Your node equation should involve Vout, since that's the node voltage.

 

[d3thkn1ght]

I was able to get the right answer using the following formula:
$$\frac{E-V_{out}}{R_{in}}=\frac{V_{out}-5}{rz} + \frac{V_{out}}{R_L}$$

 

[gneill]

I was able to get the right answer using the following formula:
$$\frac{E-V_{out}}{R_{in}}=\frac{V_{out}-5}{rz} + \frac{V_{out}}{R_L}$$

Yes! That's a good node equation.

After plugging in the given resistor values, what expression did you get for Vout (in terms of E)?

 

[d3thkn1ght]

The question wanted to know the contribution of VI which it called Vout and then the contribution from vi which was called vo.

For RL of 2K ohms:
E of 9.5 V gave a value of 5.001997004. I put in 5.1 since from my understanding the Zener diode keeps a constant voltage when open and it worked. This was before you had me work on the KCL equation.

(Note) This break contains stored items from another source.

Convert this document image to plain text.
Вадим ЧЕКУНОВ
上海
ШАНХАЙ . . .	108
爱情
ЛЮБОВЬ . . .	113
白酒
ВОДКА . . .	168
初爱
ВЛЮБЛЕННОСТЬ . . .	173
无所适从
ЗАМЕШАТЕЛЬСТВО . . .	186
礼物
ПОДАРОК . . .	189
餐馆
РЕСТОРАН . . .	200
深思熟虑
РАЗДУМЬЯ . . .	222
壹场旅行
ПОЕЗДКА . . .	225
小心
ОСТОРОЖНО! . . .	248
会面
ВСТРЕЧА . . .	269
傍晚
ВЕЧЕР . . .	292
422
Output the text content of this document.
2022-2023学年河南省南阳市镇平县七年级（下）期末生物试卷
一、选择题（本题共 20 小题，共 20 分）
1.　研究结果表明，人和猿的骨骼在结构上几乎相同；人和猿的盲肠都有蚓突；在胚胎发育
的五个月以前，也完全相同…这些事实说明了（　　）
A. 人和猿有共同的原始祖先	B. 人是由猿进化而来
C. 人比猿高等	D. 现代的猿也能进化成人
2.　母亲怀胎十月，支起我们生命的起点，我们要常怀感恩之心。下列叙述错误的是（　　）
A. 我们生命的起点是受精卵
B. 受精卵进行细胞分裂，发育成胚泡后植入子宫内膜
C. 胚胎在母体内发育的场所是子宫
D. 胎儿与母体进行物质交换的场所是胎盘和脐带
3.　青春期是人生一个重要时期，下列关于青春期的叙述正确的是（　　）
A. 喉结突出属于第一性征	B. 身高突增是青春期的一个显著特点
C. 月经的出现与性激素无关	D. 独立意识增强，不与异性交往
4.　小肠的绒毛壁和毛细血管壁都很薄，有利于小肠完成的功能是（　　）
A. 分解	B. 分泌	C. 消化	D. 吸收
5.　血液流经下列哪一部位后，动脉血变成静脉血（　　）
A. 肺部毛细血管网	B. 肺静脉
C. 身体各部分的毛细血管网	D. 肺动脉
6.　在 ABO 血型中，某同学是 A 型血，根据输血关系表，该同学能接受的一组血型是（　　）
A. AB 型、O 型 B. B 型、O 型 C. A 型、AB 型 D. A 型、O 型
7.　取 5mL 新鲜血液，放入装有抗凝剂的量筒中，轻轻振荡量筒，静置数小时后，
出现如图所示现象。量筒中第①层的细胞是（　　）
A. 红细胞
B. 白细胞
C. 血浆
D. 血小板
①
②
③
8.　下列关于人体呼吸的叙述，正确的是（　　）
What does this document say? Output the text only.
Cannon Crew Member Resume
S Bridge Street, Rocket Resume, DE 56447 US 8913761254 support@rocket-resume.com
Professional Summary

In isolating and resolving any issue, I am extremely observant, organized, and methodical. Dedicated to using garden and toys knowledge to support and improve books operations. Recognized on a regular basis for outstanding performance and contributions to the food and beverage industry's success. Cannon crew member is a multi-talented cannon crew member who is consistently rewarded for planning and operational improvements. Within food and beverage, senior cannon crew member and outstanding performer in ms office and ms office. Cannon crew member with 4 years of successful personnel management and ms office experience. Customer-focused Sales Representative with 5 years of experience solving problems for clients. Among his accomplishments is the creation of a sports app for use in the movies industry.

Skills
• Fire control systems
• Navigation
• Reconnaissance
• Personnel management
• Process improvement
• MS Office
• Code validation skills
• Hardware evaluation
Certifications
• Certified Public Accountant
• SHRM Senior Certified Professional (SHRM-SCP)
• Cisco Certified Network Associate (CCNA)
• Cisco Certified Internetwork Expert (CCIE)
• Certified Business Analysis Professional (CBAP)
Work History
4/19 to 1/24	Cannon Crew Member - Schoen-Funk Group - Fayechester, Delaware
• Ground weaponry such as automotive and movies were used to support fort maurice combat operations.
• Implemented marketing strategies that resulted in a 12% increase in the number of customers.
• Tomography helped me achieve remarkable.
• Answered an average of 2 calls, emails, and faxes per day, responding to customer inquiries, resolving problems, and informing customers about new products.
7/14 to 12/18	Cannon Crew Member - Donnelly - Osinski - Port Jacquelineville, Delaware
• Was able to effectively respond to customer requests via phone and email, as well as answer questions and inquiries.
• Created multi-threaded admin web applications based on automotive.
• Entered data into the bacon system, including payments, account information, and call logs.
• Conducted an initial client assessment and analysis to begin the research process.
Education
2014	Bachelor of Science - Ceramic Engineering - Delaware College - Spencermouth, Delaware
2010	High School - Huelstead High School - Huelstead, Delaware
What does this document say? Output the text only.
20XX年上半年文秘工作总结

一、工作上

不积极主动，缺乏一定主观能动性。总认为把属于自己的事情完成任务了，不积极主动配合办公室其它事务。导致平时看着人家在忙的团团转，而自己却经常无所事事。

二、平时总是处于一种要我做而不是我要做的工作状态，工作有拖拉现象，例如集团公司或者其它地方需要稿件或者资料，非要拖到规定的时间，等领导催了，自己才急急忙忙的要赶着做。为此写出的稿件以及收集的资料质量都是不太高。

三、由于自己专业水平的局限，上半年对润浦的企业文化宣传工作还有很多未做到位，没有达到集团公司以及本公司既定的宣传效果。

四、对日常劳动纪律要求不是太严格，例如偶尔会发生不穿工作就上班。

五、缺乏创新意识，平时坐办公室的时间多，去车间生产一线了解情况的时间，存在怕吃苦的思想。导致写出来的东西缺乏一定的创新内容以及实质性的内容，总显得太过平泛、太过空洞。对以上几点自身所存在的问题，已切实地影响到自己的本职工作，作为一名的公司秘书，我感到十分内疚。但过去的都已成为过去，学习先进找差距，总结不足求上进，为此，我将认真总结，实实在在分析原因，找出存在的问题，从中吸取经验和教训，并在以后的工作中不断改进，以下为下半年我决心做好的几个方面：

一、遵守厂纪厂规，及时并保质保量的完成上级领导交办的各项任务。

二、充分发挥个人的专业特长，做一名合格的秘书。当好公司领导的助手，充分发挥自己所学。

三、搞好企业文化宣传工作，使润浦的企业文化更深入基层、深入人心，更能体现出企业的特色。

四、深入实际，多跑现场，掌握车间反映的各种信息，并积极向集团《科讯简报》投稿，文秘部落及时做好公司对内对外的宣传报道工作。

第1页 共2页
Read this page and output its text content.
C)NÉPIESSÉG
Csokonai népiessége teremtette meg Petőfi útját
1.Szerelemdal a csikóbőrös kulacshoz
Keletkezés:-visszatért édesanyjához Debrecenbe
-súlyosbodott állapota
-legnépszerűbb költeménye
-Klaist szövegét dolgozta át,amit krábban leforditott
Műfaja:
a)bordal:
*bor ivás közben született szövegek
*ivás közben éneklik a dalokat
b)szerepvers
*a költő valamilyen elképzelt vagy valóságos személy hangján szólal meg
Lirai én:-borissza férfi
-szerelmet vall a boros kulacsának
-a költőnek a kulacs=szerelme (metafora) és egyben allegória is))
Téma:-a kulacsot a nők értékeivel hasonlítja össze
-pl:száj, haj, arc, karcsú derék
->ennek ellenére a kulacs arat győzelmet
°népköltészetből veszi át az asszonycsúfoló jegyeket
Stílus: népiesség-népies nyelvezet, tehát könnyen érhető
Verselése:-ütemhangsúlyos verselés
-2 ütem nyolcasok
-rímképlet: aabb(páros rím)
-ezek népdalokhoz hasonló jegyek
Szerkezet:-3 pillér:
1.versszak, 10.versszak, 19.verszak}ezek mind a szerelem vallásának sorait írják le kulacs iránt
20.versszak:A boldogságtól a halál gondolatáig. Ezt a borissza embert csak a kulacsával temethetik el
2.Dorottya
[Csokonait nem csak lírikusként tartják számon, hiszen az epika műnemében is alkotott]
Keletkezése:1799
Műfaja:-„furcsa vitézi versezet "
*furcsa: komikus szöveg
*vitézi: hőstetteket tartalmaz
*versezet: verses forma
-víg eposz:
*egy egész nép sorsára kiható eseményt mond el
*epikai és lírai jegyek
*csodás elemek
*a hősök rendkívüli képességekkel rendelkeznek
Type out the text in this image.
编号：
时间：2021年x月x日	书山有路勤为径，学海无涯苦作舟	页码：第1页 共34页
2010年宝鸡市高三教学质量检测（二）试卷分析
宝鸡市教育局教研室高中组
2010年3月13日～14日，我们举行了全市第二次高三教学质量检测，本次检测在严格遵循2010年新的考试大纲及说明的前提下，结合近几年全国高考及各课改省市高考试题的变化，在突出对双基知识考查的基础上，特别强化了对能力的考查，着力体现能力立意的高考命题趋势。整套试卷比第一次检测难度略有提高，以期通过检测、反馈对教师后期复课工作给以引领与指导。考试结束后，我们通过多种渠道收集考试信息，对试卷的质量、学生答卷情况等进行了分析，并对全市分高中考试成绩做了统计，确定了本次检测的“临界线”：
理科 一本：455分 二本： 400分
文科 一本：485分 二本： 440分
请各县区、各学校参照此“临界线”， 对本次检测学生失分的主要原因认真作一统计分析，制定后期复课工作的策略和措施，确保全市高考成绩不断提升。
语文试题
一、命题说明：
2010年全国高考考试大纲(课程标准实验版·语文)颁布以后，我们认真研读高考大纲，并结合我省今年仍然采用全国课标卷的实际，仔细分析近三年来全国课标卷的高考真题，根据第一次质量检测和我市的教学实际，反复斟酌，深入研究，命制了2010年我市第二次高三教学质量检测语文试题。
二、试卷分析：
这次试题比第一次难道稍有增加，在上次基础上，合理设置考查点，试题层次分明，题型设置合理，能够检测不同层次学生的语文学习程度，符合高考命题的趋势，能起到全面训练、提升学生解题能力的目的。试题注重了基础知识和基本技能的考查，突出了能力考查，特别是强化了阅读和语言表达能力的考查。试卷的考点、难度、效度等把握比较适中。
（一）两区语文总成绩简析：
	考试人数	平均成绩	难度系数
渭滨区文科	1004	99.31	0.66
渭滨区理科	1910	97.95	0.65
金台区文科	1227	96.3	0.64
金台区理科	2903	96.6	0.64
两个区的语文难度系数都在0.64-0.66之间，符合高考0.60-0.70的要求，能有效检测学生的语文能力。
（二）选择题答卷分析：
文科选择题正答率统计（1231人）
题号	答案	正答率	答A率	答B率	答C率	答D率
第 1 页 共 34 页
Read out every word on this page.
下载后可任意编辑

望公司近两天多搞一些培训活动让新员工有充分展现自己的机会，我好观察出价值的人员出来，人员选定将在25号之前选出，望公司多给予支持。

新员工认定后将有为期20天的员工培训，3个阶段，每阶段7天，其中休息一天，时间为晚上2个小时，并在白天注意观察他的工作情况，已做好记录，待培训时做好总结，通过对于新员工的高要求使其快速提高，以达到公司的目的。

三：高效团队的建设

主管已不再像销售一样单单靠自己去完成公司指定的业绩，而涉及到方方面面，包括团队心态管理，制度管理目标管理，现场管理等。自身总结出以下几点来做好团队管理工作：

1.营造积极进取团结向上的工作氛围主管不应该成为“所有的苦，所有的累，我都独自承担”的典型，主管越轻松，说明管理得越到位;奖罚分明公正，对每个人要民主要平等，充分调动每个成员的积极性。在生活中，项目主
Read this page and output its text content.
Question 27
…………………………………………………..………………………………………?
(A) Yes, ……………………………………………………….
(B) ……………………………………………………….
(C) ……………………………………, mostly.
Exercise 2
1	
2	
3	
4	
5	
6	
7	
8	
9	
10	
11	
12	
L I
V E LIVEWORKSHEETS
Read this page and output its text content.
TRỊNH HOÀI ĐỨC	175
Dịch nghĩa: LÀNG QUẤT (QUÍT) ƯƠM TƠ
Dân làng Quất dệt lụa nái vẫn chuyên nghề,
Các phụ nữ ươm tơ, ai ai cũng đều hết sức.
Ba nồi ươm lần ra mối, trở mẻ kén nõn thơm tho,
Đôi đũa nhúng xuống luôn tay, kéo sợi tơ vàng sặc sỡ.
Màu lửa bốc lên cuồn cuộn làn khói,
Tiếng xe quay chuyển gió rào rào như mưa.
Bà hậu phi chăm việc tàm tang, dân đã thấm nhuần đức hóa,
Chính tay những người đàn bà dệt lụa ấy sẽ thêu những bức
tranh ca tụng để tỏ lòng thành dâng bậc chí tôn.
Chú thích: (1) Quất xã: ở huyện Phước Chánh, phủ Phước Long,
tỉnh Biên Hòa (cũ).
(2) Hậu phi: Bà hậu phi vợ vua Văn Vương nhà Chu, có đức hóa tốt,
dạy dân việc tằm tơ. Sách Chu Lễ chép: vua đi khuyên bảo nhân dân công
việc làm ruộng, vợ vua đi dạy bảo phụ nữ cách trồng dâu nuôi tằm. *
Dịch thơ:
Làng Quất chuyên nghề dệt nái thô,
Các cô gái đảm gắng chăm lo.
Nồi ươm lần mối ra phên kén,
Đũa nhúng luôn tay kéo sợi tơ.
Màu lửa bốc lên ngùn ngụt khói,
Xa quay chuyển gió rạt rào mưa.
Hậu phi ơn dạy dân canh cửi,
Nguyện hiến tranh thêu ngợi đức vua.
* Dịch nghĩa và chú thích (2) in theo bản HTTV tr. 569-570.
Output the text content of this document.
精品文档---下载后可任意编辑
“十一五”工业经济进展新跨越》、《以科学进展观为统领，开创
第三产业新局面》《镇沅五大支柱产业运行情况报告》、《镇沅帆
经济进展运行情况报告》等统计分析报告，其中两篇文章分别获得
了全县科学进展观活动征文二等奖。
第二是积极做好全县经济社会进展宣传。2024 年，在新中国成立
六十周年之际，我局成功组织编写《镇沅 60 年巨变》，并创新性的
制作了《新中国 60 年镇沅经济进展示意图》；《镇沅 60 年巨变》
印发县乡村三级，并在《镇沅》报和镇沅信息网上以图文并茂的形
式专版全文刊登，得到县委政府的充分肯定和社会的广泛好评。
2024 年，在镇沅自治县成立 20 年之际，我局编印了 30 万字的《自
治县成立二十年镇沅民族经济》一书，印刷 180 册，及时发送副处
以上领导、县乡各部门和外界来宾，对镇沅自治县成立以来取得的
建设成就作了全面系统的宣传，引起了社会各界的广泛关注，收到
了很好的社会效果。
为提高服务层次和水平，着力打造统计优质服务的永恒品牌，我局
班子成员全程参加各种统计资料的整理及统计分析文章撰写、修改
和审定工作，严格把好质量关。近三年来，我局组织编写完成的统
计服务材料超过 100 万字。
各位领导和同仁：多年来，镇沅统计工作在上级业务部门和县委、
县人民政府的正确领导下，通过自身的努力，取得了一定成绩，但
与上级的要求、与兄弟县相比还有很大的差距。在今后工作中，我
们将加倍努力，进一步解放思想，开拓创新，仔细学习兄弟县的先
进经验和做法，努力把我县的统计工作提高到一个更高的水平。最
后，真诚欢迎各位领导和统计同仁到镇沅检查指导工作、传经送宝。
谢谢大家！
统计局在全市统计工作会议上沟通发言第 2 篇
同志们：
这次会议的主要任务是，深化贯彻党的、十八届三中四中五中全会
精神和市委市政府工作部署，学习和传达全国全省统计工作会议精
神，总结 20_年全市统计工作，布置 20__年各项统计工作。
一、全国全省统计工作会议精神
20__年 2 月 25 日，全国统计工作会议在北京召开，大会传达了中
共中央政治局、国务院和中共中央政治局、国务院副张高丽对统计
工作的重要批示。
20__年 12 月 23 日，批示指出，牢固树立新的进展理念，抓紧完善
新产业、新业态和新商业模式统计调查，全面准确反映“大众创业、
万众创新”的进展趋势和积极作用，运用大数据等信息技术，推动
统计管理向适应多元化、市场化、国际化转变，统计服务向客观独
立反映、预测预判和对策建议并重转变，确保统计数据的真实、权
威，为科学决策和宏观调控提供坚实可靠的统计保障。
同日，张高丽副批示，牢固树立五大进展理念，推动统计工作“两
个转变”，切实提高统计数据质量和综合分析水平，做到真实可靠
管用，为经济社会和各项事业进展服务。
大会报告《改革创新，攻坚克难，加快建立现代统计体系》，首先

For E of 0.05V, I got vo of .0000499251.
What I did was take the equation and get two answers, when E was 9.55 and when E was 9.45
Then I divided E(9.55)-E(9.45) by two. That was the correct answer. I don't know i I did that right but it worked. I am guessing, if I did it right, that the voltage source vi is a sine wave and sometimes has positive voltage and other times negative voltage. Thus you take the average value and that is what the vo voltage is.

 

[gneill]

Okay, that works. But you could also have substituted $E = (V_I + V_i)$ and expanded the equation for $V_{out}$, grouping it into constant DC components and an AC component involving $V_i$. Then you'd have your DC and AC terms separated.

 

[d3thkn1ght]

Great to know. Thanks again for all the help.